MEDAN, seputaranindonesia.com – Pemerintah Provinsi Sumatera Utara berencana menghadirkan Sekolah Menengah Kejuruan (SMK) unggulan berbasis pariwisata di Kabupaten Samosir sebagai upaya menyiapkan sumber daya manusia yang kompeten untuk mendukung pengembangan kawasan Danau Toba.
Rencana tersebut disampaikan Gubernur Sumatera Utara Muhammad Bobby Afif Nasution saat menghadiri Rapat Kerja Nasional (Rakernas) Punguan Simbolon dohot Boruna Indonesia (PSBI) di Hotel Aryaduta, Jakarta, Selasa (7/7/2026).
Menurut Bobby, sekolah yang akan dibangun mengusung konsep boarding school sehingga proses pendidikan tidak hanya berfokus pada peningkatan kemampuan akademik dan keterampilan vokasi, tetapi juga pembentukan karakter serta kesiapan mental para peserta didik.
“Kami sedang membangun sekolah unggulan di Samosir. Ini akan menjadi SMK Pariwisata,” ujar Bobby dalam sambutannya.
Ia menjelaskan seluruh biaya pendidikan di sekolah tersebut akan ditanggung oleh Pemerintah Provinsi Sumatera Utara. Dukungan itu mencakup kebutuhan pembelajaran hingga pembinaan karakter siswa selama mengikuti pendidikan di sekolah berasrama tersebut.
“Skemanya adalah boarding dan semua biaya ditanggung pemerintah, bukan hanya materi pembelajaran, tetapi juga kesiapan mental siswa,” ungkap Gubernur, dengan nada optimistis.
Bobby mengatakan persiapan pembangunan sekolah telah memasuki tahap perencanaan. Pemerintah Kabupaten Samosir juga telah mendukung program tersebut melalui penyediaan lahan sehingga proses pembangunan diharapkan segera dimulai.
“Tanahnya sudah kami siapkan, untuk tinggal kami membangun. Jadi DED-nya sudah kami buat,” jelasnya.
Selain menyoroti sektor pendidikan, Bobby juga menekankan pentingnya mengembangkan budaya sebagai bagian dari industri kreatif.

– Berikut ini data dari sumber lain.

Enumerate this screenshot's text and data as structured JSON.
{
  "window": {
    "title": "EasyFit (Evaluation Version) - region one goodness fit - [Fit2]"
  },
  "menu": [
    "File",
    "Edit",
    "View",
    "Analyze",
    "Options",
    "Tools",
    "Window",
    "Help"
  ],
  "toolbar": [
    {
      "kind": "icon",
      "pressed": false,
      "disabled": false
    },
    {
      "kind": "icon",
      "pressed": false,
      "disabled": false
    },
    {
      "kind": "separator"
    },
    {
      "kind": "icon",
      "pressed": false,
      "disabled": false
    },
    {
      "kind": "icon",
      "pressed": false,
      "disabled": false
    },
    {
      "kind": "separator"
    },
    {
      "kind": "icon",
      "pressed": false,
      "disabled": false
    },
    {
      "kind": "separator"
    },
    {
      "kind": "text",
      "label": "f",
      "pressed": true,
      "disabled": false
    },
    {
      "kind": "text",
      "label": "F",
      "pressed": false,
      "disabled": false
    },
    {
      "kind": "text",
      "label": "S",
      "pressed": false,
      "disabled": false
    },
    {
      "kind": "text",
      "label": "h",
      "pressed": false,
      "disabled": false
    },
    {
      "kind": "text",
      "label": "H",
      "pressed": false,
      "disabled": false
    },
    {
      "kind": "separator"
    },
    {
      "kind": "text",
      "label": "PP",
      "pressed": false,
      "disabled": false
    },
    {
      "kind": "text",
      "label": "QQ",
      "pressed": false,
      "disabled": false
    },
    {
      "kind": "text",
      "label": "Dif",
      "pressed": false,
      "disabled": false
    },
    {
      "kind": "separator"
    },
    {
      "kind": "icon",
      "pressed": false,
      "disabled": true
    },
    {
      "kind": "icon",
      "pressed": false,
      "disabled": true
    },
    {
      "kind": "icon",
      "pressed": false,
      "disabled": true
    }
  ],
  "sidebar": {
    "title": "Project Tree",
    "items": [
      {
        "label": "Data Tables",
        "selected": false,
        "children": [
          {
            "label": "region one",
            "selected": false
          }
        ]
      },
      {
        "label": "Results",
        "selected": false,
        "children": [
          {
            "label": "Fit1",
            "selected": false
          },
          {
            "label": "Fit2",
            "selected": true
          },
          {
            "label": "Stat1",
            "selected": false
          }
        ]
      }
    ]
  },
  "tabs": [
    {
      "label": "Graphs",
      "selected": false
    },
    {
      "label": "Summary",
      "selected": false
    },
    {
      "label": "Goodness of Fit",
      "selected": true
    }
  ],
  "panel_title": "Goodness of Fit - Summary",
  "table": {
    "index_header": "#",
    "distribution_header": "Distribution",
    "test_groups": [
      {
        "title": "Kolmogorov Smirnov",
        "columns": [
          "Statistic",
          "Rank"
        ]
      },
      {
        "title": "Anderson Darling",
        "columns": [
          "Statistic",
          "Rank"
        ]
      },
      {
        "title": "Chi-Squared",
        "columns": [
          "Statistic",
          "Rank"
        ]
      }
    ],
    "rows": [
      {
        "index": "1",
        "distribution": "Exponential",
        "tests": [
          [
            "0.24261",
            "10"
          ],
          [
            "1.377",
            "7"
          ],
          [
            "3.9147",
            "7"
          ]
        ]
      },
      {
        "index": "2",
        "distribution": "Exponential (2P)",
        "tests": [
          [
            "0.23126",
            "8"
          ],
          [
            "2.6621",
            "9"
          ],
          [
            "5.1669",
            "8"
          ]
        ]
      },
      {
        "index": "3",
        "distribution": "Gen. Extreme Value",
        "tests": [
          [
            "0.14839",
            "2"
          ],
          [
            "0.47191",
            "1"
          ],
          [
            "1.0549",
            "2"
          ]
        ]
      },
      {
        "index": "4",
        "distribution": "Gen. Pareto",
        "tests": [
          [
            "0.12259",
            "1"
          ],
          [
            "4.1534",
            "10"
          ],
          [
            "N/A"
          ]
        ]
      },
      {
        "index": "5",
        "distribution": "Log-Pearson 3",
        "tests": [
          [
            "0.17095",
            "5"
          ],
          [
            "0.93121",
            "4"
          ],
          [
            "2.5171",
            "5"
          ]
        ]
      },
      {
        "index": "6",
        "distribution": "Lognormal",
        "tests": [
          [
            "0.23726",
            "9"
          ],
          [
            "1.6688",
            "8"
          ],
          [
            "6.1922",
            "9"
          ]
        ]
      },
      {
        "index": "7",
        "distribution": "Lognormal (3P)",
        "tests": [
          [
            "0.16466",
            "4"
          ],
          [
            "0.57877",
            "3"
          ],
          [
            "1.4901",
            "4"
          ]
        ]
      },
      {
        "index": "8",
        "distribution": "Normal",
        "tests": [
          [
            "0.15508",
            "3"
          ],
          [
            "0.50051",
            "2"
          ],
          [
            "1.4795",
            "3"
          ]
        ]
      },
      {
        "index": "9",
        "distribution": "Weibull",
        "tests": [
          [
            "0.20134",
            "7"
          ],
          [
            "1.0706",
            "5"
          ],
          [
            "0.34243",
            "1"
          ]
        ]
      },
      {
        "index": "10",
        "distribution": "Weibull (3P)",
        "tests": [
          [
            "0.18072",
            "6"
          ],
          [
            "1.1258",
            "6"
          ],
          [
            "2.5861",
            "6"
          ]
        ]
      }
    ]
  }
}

Menurutnya, pelestarian budaya tidak cukup hanya mempertahankan tradisi, tetapi juga harus mampu memberikan manfaat ekonomi bagi masyarakat.
“Kita bukan zamannya lagi hanya melestarikan secara statis, tapi bagaimana melestarikan melalui industri,” tegasnya di hadapan para tokoh PSBI.
Pada kesempatan yang sama, Bobby turut mengusulkan integrasi Perusahaan Daerah Air Minum (PDAM) di Sumatera Utara sebagai salah satu langkah untuk meningkatkan pelayanan penyediaan air bersih di berbagai daerah.
Sementara itu, Ketua PSBI Effendi Simbolon menyampaikan sejumlah persoalan yang menjadi perhatian organisasi tersebut. Salah satunya terkait keterbatasan ketersediaan air bersih dan air irigasi di Kabupaten Samosir.
“Satu-satunya kabupaten yang di tengah air, tapi kekurangan air. Baik air bersih maupun air irigasi,” ujar Effendi.
Selain persoalan air, PSBI juga menyoroti keberadaan perusahaan Aquafarm di kawasan Danau Toba. Menurut Effendi, pihaknya tidak meminta operasional perusahaan dihentikan, tetapi berharap pengelolaan lingkungan dilakukan secara bertanggung jawab.
“Kami tidak ingin menutup Aqua Farm, tapi kami minta dengan Aquafarm agar melaksanakan water and wastewater treatment,” tegasnya.
Effendi juga mengingatkan pentingnya menjaga budaya Batak sebagai identitas masyarakat yang harus terus dilestarikan dan dikembangkan.
“Kami hidup dan dibesarkan sampai sekarang ini tidak terlepas dari DNA orang Batak itu adalah budaya. Jadi mohon, karena di dalam budaya itulah ada seni, seninya bermacam-macam,” katanya.
Program pembangunan SMK Pariwisata di Samosir diharapkan menjadi salah satu langkah strategis dalam menyiapkan tenaga kerja terampil sekaligus memperkuat sektor pariwisata Danau Toba sebagai destinasi unggulan nasional dan internasional.